Studies on design and development of multifunctional reconfigurable frequency selective surfaces for advanced electromagnetic applications

Abstract

Over the past few decades, research on frequency selective surfaces (FSSs) has grown rapidly because of their importance in stealth technology, radar systems, and electromagnetic (EM) shielding. An FSS is a periodic array of metallic elements that controls EM wave behavior such as transmission, reflection, and absorption, based on its geometry, polarization, and angle of incidence. Conventional FSS designs are restricted to a single fixed function, which limits their practical use. With the rapid expansion of wireless communication systems and modern radar platforms, there is a growing demand for compact and multifunctional reconfigurable frequency selective surfaces (RFSSs) that can perform various EM functions like absorption, transmission, and reflection- either simultaneously or selectively within a single structure.
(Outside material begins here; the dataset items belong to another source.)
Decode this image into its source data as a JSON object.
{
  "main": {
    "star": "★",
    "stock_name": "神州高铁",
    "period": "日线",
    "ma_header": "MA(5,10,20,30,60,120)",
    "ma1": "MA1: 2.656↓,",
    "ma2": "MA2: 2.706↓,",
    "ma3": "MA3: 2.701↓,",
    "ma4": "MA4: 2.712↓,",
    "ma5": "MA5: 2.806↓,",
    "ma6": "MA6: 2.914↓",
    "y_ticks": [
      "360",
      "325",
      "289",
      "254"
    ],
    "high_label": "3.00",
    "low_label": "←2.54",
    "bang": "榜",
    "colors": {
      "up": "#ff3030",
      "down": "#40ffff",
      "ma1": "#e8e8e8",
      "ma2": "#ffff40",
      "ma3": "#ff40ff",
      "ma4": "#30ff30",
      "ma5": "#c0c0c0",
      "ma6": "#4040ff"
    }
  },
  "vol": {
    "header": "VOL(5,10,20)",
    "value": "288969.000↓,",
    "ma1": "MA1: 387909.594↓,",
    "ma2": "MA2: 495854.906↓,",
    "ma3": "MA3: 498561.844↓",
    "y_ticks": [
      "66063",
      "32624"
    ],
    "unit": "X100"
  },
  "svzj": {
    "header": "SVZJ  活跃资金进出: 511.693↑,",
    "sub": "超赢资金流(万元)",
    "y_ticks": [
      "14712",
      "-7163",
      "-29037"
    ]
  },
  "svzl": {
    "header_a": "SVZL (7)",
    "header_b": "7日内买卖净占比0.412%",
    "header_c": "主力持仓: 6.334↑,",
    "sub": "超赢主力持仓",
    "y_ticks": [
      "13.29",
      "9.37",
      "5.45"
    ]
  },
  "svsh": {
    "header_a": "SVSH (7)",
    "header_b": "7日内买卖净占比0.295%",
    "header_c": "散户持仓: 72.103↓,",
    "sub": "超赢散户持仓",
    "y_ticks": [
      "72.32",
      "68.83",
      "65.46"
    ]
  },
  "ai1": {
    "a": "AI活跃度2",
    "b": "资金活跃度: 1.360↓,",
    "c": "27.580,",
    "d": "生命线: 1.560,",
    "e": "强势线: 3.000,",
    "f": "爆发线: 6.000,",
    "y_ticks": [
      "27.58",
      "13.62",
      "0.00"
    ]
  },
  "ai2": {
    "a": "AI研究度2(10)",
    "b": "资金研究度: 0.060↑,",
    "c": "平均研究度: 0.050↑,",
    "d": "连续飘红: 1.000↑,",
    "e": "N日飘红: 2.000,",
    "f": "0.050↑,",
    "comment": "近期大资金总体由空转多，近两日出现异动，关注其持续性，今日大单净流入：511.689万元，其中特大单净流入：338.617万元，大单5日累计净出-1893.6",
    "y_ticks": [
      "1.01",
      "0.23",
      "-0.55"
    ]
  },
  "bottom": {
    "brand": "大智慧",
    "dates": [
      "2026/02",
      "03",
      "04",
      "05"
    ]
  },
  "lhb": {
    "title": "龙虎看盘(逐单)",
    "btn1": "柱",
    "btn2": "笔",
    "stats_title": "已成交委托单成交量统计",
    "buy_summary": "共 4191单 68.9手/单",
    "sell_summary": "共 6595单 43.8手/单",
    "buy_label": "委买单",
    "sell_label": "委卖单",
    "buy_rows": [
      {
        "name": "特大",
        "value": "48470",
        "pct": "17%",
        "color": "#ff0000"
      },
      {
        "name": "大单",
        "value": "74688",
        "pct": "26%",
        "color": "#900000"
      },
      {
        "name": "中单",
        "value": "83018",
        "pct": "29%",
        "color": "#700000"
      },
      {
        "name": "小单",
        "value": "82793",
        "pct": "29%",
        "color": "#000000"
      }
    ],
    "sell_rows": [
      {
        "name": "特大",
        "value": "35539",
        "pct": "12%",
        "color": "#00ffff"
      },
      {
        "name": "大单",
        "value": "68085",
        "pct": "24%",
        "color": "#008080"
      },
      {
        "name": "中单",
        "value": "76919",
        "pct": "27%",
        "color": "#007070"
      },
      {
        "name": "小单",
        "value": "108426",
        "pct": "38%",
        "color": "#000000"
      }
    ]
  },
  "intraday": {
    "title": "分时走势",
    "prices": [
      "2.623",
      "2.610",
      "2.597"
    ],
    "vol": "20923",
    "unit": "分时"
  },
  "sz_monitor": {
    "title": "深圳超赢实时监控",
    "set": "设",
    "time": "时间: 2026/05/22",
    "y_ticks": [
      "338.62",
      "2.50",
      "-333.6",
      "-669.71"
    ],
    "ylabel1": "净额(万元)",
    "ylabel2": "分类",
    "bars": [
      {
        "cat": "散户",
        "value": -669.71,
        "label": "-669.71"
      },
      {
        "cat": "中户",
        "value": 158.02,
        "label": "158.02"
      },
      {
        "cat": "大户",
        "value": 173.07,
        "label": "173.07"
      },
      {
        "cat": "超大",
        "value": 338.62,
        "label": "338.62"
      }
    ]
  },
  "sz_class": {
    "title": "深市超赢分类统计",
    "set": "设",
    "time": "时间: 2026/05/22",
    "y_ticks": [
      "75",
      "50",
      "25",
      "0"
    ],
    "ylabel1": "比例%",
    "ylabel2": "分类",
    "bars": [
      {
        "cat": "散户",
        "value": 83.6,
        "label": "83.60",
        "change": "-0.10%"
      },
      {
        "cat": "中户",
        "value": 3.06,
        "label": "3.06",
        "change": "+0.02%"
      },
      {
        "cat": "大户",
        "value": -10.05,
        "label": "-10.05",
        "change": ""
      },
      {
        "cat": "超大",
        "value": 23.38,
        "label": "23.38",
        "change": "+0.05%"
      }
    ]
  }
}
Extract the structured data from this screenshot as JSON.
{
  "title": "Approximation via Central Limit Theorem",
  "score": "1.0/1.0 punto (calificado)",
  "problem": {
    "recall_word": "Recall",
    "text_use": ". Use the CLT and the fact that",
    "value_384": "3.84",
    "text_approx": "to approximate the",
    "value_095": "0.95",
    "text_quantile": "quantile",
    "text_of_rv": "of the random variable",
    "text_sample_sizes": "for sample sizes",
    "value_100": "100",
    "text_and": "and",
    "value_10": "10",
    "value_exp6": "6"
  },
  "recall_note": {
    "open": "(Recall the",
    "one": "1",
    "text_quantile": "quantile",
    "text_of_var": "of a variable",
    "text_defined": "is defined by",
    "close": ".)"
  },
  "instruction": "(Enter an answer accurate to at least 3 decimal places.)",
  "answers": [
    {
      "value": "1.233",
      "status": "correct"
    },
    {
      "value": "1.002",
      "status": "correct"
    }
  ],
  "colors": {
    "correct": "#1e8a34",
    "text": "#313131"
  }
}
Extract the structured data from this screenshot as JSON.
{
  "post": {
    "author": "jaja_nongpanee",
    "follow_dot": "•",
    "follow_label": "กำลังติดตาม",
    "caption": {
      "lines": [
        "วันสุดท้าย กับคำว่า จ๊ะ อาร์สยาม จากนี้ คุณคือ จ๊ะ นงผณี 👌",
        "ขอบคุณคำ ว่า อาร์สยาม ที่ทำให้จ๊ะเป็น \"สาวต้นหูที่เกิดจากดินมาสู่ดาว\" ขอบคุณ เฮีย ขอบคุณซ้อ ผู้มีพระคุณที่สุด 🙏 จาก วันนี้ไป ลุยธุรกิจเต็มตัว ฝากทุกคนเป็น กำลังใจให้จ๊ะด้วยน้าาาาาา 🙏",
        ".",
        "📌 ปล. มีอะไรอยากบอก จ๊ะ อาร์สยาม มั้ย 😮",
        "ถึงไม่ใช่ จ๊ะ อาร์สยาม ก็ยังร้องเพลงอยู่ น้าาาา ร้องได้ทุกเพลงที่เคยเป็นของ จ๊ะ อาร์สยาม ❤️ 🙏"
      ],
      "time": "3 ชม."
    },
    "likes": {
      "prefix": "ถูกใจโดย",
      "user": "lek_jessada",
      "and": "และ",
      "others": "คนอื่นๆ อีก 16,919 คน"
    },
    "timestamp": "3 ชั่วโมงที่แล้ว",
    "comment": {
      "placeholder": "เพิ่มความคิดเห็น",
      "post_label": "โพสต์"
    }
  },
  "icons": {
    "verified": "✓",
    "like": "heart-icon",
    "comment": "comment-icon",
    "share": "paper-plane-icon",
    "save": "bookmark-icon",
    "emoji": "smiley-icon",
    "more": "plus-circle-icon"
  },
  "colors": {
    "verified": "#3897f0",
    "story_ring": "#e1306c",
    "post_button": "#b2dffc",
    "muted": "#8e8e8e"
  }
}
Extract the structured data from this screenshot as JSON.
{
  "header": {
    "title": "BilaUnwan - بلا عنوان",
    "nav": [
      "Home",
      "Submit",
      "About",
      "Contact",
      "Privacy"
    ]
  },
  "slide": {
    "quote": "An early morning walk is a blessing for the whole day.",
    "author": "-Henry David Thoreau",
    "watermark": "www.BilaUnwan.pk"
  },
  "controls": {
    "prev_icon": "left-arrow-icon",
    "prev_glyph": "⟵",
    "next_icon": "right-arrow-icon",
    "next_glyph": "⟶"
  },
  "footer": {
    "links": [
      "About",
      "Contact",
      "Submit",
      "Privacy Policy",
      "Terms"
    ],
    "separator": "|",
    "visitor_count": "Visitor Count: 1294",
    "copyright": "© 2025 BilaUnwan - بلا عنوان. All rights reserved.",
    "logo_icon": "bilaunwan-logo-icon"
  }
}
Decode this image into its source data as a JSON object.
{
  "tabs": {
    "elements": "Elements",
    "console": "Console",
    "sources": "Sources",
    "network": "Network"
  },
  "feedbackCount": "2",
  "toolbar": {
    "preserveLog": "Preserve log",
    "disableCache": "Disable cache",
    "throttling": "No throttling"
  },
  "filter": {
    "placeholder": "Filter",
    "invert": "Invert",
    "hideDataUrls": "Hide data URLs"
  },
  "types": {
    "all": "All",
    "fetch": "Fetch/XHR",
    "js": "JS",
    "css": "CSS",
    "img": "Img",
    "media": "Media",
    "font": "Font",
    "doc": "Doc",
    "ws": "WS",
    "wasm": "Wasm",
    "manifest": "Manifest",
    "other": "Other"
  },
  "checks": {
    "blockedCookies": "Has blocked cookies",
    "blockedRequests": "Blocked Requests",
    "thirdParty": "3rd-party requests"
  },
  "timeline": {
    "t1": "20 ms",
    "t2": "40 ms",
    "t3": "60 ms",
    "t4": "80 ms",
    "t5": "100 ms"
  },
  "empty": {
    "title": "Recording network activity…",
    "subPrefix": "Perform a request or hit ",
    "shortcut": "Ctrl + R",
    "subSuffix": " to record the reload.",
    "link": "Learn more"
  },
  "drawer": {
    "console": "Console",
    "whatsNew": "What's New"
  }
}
To realize this flexibility, FSS designs are engineered using various reconfigurable techniques, exhibiting different EM responses in real-time scenarios. In advanced communication and sensing environments, where different EM functionalities are required across distinct frequency bands or at different time instants within the same band, such RFSS designs hold strong potential. For example, an RFSS with switchable transmission-reflection characteristics can selectively permit desired signals in the transmissive state for adaptive wireless links, while it can reject or redirect unwanted signals in the reflective state improving link security.